From the looks of how things are in the city-state; it is in anybody’s guess to ask why the next six months shouldn’t be called opportune.

The economy is coasting along unbelievably well. It is projected to grow by an astonishing 13 to 15% when the year ends, an outcome which will probably chasten and wallow the United States and Europe into self-pity and who continue to languish in anaemic growth.

Unemployment only stands at 2%, according to government statistics.

There has been a raft of Free Trade Agreements (FTAs’) with neighbouring nations and major powers and that truly is a good feel factor about what the future heralds.

And if national pride needs to have a place, the country chalked enough medals in the recently held Commonwealth Games to reverse years of sobering introspection, soul searching and self-flagellation.

Measure of success?

If that was not enough the nation announced over the course of the week, its launch of a telecommunications satellite thus making it the first South East Asian nation to soar into space through an indigenously-built craft.

Little wonder that the catchphrase of “punching above its weight” sits so well with the Republic.

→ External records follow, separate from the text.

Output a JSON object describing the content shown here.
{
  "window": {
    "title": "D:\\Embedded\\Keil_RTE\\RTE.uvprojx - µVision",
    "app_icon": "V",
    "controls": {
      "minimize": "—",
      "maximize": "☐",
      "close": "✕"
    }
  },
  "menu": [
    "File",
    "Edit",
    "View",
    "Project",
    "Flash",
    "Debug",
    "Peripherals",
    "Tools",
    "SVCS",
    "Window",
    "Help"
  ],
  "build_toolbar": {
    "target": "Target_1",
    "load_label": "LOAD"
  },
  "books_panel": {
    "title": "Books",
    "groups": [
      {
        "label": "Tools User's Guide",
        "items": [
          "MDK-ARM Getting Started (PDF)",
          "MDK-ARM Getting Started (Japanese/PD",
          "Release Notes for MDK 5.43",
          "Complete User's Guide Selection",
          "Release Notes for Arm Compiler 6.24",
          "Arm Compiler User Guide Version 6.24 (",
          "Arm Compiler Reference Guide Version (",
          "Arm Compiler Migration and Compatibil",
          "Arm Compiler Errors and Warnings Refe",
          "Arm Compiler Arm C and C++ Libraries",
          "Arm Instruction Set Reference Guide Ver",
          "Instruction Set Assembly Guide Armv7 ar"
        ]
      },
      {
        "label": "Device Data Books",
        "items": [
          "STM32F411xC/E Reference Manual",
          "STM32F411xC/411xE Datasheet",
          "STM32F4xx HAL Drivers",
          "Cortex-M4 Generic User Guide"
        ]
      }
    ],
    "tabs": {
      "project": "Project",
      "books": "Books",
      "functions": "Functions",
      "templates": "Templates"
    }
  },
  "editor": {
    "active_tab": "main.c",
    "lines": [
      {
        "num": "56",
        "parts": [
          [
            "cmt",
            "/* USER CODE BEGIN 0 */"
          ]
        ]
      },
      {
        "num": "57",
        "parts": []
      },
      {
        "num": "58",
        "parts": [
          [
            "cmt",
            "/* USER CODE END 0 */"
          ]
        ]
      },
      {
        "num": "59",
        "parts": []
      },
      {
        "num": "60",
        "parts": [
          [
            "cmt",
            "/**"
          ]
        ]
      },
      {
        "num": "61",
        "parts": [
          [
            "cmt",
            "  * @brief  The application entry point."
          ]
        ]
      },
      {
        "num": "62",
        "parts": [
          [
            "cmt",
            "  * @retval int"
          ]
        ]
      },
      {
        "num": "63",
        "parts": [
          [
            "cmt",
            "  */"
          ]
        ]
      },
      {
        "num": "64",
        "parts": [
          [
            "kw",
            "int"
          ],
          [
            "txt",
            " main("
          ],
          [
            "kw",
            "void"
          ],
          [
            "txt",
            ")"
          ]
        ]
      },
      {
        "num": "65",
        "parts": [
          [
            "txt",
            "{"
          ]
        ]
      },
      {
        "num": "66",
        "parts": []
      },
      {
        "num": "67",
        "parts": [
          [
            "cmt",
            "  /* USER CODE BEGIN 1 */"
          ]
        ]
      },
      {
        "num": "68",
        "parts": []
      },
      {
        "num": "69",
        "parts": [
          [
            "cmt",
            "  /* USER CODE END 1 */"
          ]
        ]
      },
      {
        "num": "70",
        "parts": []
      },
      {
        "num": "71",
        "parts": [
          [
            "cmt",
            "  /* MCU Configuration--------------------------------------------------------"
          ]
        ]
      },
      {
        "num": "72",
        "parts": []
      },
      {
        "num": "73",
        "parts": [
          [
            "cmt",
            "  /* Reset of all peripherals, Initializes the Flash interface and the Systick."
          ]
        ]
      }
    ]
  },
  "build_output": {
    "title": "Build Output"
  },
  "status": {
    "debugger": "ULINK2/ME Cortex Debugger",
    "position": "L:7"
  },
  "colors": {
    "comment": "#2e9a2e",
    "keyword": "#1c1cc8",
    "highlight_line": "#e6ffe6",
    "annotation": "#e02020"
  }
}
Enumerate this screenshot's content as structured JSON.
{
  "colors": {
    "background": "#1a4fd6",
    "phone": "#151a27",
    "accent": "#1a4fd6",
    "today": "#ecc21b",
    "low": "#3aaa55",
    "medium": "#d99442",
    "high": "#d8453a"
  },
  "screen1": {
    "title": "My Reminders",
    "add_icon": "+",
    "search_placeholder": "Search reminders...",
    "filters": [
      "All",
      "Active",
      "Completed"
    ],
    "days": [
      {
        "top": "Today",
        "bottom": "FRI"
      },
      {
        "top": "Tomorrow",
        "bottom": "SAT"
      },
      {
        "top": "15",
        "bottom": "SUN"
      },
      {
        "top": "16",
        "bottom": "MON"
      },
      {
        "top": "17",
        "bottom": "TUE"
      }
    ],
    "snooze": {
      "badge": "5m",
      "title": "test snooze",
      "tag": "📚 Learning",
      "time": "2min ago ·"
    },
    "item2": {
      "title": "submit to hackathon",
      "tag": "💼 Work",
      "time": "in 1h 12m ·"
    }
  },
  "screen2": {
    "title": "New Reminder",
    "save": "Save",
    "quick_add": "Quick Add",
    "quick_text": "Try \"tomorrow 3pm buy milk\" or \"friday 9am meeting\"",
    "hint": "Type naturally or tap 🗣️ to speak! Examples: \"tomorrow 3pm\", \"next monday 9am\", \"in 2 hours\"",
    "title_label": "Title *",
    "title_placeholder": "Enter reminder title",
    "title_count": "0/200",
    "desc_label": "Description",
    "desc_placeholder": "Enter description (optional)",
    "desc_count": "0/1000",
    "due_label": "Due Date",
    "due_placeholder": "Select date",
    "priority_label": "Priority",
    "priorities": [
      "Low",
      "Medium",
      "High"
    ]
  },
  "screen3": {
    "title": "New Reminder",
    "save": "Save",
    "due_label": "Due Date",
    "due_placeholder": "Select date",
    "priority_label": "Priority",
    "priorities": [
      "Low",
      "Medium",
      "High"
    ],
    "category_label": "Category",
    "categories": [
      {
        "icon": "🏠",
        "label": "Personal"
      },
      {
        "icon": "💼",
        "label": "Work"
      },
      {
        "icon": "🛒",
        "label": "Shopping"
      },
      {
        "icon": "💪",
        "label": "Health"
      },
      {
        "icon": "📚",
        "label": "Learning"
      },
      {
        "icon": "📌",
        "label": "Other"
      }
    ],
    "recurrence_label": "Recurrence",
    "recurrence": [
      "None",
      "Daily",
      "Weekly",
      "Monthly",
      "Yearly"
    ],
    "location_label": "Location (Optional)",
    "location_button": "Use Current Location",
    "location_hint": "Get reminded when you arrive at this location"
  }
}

For that is what it is does best, and does well.

Anybody in such enviable circumstances cannot but feel the overweening pride, but a degree of self-assuredness. It is a sure measure of success.

Yet it is in those very areas of success that, ironically, where the fiercest electoral battles will be fought.

The PAP has long argued that without human talent the nation’s complex and vibrant economy will stall and its people will suffer.

From all outward appearances there is much truth in that dictum because three million Singaporeans simply cannot do the job of maintaining an economy that has to stand up to some of the world’s most states.

Not just that, there is also national service to mind – the state mandated calling to the nation’s young and virile to commit to military service. All said, such huge commitments undoubtedly will stretch the nation to its limits.

Growing income gap

That Minister Mentor Lee Kuan Yew, the father of modern Singapore had once urged a drawing down of immigrants and the easing granting of permanent residency status is almost the surest indicator that the close to more than two million Singaporeans living and working in the city-state will be a special target in the hustings.

It is not just jobs these foreigners have been accused of taking away. They are also squarely blamed for the high cost of living and some of the crimes in the city-state.

The other which though self-effacing yet rarely talked about, least of all in an election year is the growing income gap.

Singapore does boast some of the most enviable noveau riche in South East.

But that fact masks something that is little known across its borders; that amidst the oasis of wealth and prosperity, pockets of poverty continue to dot across the city-state.

Little wonder Lee introduced sweeping constitutional changes to the nation’s election rules this year.

Calling the need for such rules as being necessary to, “generate more robust debate, improve policy formulation, expose PAP MPs’ to the cut and thrust of the debate and demonstrate what the opposition can and cannot do”, the new moves cannot more be about upmanship than it is of political brinkmanship and dogged resilience.

Detractors may call it desperation on the part of the PAP, but when it comes to political survival and remaining relevant, there are few matches to the PAP.